Who was Mary Edmonia Lewis? Was she a black Indian, black Native American, or African-Native American? The answer is all of the above.
As if being partly Indian wasn’t challenging enough, Lewis was also of African-American descent. In the 1800s abolitionist used the term Africo-American. There was no difference in meaning, only in spelling—Africo instead of Africa.

Knowing the ethnicity of a person, one can surmise various controversial and adversarial conditions and struggles relative to race, especially in America.
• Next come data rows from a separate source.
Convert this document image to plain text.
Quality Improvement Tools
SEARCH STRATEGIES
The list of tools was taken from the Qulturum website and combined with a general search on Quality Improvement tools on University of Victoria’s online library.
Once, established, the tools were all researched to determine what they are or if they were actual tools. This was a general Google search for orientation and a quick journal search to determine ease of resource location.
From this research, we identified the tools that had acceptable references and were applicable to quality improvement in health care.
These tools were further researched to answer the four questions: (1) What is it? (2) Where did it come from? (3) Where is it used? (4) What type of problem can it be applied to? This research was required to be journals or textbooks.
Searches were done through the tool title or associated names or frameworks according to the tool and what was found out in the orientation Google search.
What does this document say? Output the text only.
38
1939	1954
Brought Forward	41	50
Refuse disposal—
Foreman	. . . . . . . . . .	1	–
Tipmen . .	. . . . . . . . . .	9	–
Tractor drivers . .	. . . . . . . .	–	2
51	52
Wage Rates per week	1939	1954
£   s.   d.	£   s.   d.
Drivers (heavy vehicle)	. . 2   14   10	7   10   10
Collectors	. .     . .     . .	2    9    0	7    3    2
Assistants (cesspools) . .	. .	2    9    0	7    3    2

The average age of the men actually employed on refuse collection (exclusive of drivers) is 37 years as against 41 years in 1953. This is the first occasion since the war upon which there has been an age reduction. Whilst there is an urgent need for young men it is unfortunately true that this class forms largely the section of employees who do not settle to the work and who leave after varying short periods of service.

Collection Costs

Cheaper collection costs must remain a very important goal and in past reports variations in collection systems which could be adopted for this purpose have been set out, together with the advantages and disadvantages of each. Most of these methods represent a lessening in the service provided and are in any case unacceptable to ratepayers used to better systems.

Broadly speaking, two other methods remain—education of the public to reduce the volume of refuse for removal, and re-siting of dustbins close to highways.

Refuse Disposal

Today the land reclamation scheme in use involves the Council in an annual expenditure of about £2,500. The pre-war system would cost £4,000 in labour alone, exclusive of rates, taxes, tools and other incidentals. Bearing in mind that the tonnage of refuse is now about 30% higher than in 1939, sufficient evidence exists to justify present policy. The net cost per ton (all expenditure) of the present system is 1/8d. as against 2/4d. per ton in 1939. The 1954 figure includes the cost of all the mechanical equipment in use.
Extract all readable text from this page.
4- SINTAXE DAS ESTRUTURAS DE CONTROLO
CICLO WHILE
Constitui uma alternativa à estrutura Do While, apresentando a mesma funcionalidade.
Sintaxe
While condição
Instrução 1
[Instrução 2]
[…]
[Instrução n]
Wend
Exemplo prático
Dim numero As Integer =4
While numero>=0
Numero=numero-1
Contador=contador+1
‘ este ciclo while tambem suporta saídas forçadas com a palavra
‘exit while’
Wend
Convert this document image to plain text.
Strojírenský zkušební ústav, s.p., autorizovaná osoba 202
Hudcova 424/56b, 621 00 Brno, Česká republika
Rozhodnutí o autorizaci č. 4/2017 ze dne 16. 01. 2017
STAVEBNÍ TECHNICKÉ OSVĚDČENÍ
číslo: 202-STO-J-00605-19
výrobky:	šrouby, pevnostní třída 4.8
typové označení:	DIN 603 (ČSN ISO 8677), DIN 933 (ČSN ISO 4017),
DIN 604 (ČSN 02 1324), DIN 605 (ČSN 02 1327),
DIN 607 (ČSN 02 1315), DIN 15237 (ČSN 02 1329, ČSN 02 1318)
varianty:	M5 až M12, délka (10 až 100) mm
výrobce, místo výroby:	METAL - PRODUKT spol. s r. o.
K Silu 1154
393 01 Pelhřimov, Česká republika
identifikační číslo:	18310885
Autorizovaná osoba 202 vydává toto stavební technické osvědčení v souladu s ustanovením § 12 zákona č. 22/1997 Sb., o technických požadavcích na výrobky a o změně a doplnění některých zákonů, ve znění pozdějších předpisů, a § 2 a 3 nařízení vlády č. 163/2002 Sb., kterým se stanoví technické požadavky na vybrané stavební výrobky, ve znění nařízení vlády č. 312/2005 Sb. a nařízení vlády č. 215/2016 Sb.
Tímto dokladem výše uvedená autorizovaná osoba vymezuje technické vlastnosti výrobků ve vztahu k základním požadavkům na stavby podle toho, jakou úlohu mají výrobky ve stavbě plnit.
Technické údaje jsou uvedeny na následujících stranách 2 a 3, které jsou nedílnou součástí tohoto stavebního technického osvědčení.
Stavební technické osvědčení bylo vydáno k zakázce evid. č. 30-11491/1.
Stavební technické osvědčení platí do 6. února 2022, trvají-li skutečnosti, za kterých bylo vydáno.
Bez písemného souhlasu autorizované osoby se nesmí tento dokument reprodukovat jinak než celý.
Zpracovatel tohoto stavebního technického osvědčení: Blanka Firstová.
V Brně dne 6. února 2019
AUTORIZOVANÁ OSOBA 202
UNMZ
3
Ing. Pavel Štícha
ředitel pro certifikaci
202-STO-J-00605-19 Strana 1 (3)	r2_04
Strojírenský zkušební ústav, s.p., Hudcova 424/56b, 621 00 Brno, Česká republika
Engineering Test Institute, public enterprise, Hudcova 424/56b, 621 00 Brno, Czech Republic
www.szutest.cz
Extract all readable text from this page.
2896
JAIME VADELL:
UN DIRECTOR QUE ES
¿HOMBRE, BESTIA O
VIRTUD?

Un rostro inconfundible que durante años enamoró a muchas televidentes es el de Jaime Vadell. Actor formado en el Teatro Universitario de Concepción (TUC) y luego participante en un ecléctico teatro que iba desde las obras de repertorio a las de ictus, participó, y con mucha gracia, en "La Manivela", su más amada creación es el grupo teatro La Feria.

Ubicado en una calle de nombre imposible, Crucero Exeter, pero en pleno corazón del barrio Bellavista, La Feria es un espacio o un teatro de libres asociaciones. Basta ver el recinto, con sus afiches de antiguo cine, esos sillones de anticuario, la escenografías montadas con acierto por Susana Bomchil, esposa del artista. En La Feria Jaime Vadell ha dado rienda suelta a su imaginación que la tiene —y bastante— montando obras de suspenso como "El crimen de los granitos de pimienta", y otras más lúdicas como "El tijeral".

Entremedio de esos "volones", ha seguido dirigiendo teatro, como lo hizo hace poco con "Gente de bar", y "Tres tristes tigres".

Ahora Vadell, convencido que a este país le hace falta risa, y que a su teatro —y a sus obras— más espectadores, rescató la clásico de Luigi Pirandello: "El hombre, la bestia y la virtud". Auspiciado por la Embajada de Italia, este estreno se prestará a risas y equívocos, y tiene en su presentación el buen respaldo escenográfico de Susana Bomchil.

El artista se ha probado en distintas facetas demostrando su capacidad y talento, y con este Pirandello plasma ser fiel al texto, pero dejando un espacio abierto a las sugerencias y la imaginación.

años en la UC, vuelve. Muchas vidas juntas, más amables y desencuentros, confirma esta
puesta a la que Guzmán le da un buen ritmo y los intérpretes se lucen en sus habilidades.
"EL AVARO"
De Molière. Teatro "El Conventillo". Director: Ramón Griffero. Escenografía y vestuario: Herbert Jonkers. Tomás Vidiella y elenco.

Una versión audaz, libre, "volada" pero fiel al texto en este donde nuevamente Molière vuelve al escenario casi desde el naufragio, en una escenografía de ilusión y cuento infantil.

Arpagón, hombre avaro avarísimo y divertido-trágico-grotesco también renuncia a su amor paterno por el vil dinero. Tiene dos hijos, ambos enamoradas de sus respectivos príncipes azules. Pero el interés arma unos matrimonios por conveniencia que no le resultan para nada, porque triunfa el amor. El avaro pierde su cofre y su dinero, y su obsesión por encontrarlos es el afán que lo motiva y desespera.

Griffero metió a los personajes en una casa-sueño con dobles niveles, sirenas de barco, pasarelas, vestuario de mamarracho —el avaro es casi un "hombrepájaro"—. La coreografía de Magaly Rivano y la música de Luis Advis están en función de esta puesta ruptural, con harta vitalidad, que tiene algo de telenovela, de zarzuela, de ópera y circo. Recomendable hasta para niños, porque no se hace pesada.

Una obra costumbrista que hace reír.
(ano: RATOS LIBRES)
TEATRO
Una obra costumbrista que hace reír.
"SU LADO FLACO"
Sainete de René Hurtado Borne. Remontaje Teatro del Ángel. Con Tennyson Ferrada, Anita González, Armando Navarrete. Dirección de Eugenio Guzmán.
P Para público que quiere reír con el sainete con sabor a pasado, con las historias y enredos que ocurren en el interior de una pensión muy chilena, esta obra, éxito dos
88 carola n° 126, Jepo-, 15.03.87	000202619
Born free on July 4, 1844, in Greenbush (which is now Rensselaer), New York, Edmonia moved to Rome, Italy in 1866 and became famous.
But in the 22 years that she lived in America, a lot happened. And her road to success wasn’t a paved one.

Edmonia’s Native-American name was Wildfire. Both of her parents died by the time she was nine. Her father, a gentleman’s servant, was Afro-Haitian. A weaver and craftswoman, her mother was African-American and Ojibwe descent. Known as the Chippewa Indians, the Ojibwe people lived in Michigan, Wisconsin, Minnesota, North Dakota, and Ontario. They were one of the largest Native-Indian groups in North America.

After her parents died, Edmonia lived with her aunts and older half-brother, Samuel, near Niagara Falls. The family made a living by crafting useful, marketable items. They sold weaved baskets, embroidered blouses, and home-made moccasins to tourists visiting the falls, Toronto, and Buffalo.
Samuel, whose Native-American name was Sunshine, became a barber when he was 12. At age 18, he moved to California and used his income to pay for Edmonia’s lodging and education.

At the age of 12, she enrolled at New York Central College, McGrawville, and no longer lived with her aunts. Labeled as being “wild,” she left McGrawville, the Baptist abolitionist school, after attending for three years. While there she met many abolitionists and activists before she left in 1859.

Edmonia said, “Until I was twelve-years-old, I led this wandering life, fishing and swimming…and making moccasins. I was then sent to school for three years but was declared to be wild—they could do nothing with me.”

She may have been a “wildfire” or in today’s term a “fireball,” but she was destined for success.

In 1859, Samuel and some abolitionist sponsors sent Edmonia to Oberlin College in Ohio, where she studied art. Edmonia was 1 of 30 students of color at Oberlin which had an enrollment of 1,000.

While at Oberlin, she was accused of poisoning two fellow students. The college didn’t pursue charges due to lack of evidence. But the residents of Oberlin weren’t as lenient. One night, Edmonia was brutally beaten and left for dead. Soon after, she was arrested and tried by the city but acquitted of the charges. Months later, she was accused of stealing from the college. They said she stole artists’ materials. After a trial, she was acquitted of this also.

Racism, discrimination, and isolation plagued Edmonia. Forced to leave the college, she didn’t graduate from Oberlin.
She pursued sculpting after moving to Boston in 1864. Her college boarder and wife, Reverend and Mrs. John Keep, both white, wrote an introduction letter on Edmonia’s behalf to abolitionist William Lloyd Garrison. And Garrison helped her to find a sculpting instructor and become known in the community.

Edward Augustus Brackett, who sculpted marble portrait busts, became her instructor. Brackett’s subjects included the likes of Henry Wadsworth Longfellow, Garrison, and other famous clients.

Edmonia’s bust of Union Colonel Robert Gould Shaw of a black Civil War regiment from Massachusetts was her most acclaimed work while in Boston. The sale of the sculptures financed her move to Rome.

On her 1865 passport to Italy was, “M. Edmonia Lewis is a Black girl sent by subscription to Italy having displayed great talents as a sculptor.”
She worked most of her career in Italy. Edmonia was the first woman of African-American and Native-American heritage to achieve international fame as a sculptor.

Italy’s less racist environment provided opportunities for a black artist. Compared to the Ohios of America, the social and artistic landscapes for success in Rome were promising.

Forever Free, a depiction of a black man and women emerging from slavery is one of Edmonia’s most famous creations. She had successful exhibitions in the U.S. and Rome.

In 2002, Mary Edmonia Lewis made Molefi Kete Asante’s list as one of the 100 Greatest African Americans.